Apontado como principal operador de um esquema de venda de sentenças no Superior Tribunal de Justiça e em tribunais estaduais, Gonçalves estava preso na Penitenciária da Papuda, no Distrito Federal, desde novembro do ano passado.

Na decisão, Zanin justificou a medida com base no excesso de prazo da prisão preventiva, situação em que a detenção cautelar ultrapassa limites considerados razoáveis ou legais, caracterizando constrangimento ilegal. Afirmou ainda que “não se confirmaram hipóteses de tentativa de embaraço à investigação”.

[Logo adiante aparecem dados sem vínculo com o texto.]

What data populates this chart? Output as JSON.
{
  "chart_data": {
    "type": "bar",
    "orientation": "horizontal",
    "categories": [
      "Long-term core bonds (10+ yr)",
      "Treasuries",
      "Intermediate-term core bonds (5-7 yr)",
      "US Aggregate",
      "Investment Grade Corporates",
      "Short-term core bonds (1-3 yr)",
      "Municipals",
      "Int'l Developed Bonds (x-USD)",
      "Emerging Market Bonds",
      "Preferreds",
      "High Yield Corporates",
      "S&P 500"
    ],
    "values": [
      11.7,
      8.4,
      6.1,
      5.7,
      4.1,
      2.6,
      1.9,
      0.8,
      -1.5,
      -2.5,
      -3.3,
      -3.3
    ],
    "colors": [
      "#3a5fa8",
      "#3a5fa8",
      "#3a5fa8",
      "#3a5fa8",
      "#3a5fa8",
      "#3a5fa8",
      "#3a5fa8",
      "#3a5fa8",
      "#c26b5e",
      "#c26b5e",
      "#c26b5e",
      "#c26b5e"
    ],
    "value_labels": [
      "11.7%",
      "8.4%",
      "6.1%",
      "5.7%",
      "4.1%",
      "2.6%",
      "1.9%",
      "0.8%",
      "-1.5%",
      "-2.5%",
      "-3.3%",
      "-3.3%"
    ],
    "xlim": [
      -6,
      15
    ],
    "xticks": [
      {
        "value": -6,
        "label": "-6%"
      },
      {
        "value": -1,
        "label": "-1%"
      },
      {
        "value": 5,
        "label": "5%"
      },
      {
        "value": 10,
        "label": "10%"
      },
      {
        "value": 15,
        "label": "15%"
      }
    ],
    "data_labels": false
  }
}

Antes de ser transferido para a Papuda, Gonçalves esteve preso em Mato Grosso, onde chegou a cumprir prisão domiciliar após a defesa alegar problemas de saúde. Em casa, ele foi alvo de operação de busca e apreensão da Polícia Federal. Segundo a PF, havia indícios de que Gonçalves simulou o agravamento de seu estado de saúde para permanecer em casa e, mesmo sob custódia, retomou as atividades do esquema criminoso.

À época, o ministro Zanin acolheu o pedido da Polícia Federal e o parecer da Procuradoria-Geral da República e mandou prender Gonçalves.

Procurado, o advogado de Gonçalves, Eugenio Pacelli, disse que o “ministro Zanin, demonstrando seu compromisso com o Direito, e sem perder a firmeza necessária à boa magistratura, reconheceu o excesso de prazo da prisão de Andreson, substituindo sua prisão por monitoramento eletrônico e recolhimento noturno. Além de outras medidas cautelares, todas compatíveis com o zelo com o interesse público.”